100th Anniversary of Birth of Pioneering Surgeon Dr. Paul Brand

On July 17, 2014, American Leprosy Missions celebrates the 100th anniversary of the birth of Dr. Paul Brand who, along with his wife Dr. Margaret Brand, revolutionized the treatment of leprosy.

Drs. Paul and Margaret Brand dedicated their medical careers and their lives to people affected by leprosy. They dramatically impacted the care and treatment of leprosy patients and were pioneers in changing how the world views leprosy and in improving the lives of people affected by the disease.

The two doctors served at the Christian Medical College in Vellore, India as well as the Schieffelin Institute of Health – Research and 100th Anniversary of Birth of Pioneering Missionary Surgeon Dr. Paul BrandLeprosy Center in Karigiri, India and the National Hansen’s Disease Center in Carville, Louisiana.

Dr. Paul Brand’s research and developments in the fields of leprosy and hand surgery were complemented by Dr. Margaret Brand, who pioneered the efforts to understand and repair leprosy-related eye damage.

Dr. Paul Brand is renowned for his groundbreaking hand surgery technique, which is still widely used around the world. He also proved that the wasting away of fingers and toes is not due to infection by Mycobacterium leprae, but is the secondary result of loss of temperature and pain sensation in hands and feet caused by nerve damage.

In partnership with award-winning author Philip Yancey, he wrote three acclaimed books: Fearfully and Wonderfully Made, In His Image and The Gift of Pain.

Dr. Paul Brand served as Chairman of American Leprosy Missions’ Medical Consultative Committee and Dr. Margaret Brand served several terms on the board of American Leprosy Missions.

In July 2003, Dr. Paul Brand passed away in Seattle, Washington, survived by his wife and their six children.
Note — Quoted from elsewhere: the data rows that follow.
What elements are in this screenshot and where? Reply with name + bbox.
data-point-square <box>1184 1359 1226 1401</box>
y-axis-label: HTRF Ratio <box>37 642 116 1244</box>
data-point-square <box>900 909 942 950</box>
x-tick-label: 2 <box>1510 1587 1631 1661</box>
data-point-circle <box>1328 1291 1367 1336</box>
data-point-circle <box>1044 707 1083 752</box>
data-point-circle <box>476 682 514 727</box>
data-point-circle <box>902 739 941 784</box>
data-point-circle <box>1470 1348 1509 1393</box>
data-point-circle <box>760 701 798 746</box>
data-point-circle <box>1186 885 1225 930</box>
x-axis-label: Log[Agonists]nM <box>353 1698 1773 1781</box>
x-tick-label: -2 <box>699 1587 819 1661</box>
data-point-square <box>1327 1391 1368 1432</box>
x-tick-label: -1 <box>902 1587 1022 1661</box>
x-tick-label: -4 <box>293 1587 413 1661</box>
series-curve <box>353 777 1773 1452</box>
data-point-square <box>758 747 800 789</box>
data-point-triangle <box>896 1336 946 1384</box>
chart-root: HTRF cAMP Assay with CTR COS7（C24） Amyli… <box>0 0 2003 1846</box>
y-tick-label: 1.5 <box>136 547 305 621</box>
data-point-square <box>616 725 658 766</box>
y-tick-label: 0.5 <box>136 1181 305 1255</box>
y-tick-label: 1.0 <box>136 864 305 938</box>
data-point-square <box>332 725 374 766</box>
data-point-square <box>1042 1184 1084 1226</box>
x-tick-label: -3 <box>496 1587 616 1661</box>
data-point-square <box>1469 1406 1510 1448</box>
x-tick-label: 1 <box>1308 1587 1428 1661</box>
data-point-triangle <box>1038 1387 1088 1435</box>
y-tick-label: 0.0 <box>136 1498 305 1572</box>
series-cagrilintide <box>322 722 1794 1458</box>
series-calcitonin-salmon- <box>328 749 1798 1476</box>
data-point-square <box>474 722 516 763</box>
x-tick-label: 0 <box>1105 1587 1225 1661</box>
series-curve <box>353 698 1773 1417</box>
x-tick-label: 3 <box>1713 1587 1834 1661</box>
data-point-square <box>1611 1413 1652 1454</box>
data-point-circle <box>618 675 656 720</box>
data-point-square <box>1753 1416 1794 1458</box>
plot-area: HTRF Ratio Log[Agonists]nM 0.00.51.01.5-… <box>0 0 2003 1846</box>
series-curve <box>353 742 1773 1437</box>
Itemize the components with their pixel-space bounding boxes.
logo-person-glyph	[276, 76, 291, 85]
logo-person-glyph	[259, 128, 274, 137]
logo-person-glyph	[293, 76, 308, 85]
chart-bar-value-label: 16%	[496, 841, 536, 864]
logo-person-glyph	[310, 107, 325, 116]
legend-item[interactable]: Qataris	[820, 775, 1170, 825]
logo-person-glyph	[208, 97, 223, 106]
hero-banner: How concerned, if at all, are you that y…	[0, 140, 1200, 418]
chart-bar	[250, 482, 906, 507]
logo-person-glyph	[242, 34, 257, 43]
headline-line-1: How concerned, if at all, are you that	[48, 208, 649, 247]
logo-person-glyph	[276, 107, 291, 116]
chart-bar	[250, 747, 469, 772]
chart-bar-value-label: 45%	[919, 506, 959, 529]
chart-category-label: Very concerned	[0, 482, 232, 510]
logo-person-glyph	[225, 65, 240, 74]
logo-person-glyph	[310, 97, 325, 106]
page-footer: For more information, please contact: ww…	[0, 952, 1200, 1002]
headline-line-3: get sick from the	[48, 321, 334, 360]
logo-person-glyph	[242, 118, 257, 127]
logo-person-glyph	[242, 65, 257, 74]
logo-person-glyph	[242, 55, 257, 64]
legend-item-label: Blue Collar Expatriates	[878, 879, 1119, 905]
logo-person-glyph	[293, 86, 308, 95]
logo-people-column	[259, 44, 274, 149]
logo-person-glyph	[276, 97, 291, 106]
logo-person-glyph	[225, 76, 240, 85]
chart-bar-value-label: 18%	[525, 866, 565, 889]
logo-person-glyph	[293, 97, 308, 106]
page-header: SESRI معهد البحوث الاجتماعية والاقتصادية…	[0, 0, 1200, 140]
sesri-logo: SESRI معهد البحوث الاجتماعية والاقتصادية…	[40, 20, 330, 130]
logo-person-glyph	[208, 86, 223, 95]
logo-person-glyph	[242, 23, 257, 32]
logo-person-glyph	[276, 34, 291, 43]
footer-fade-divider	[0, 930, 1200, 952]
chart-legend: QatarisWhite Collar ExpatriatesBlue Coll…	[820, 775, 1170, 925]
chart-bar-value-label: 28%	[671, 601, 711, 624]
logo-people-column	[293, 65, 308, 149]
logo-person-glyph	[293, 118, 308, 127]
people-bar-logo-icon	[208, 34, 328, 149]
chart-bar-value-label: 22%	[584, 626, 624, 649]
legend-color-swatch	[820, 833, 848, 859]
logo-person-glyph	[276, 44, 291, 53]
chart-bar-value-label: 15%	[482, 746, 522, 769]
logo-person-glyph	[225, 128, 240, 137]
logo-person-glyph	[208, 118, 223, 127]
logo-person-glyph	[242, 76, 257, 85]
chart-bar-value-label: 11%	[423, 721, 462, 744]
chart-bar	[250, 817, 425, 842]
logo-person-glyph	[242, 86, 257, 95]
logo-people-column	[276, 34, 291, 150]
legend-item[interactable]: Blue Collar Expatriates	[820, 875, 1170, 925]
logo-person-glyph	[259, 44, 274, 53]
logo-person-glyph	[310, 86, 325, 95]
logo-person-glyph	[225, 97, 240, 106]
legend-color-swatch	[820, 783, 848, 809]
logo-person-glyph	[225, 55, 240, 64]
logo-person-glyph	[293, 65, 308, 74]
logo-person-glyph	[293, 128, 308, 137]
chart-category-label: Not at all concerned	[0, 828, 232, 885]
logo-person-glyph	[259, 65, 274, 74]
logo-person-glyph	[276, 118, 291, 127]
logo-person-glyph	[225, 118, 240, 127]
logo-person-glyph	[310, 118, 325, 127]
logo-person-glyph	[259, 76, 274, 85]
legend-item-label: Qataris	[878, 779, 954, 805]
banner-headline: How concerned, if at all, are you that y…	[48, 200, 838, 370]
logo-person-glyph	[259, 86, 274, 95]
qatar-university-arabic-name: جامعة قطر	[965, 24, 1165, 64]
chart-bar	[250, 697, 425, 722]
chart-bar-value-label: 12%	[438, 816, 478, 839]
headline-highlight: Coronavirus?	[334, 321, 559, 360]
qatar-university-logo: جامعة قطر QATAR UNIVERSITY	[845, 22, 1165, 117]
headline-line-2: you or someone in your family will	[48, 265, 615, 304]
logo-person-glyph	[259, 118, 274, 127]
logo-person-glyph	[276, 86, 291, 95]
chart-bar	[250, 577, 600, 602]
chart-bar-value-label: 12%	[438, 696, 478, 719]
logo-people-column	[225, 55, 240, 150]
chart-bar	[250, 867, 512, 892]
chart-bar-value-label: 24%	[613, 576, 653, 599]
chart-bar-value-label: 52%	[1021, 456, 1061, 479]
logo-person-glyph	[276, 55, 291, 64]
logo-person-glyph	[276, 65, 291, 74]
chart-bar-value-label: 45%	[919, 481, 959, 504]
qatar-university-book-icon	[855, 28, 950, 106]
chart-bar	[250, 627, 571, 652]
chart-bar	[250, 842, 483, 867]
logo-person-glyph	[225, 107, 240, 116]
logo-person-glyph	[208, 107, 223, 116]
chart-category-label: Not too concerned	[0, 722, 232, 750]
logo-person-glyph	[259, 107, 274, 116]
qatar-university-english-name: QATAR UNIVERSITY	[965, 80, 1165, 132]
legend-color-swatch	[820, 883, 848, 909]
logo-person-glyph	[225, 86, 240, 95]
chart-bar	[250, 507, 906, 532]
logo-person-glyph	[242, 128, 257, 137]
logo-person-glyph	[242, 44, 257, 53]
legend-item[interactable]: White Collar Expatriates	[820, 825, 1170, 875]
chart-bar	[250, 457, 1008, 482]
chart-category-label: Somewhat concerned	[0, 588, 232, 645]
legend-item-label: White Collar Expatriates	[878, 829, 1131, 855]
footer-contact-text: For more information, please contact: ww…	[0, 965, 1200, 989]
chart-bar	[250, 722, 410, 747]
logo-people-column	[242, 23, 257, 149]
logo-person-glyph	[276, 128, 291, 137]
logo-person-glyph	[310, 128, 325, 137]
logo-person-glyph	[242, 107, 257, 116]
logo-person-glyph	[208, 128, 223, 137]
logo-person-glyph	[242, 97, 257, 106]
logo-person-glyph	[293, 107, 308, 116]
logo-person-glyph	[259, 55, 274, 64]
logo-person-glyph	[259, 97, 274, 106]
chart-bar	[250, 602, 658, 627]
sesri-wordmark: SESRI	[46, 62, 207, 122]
Philip Yancey wrote in the foreword to the autobiography of Dr. Margaret Brand, Vision for God, that the Brands “… have left a very large imprint… by devoting themselves in service to some of the most neglected people on the planet. Having spent many hours with them both, I cannot help but think this was the vision God had for humanity: talented people serving others with cheer and compassion while embracing life – all of it – with contentment and gratitude.”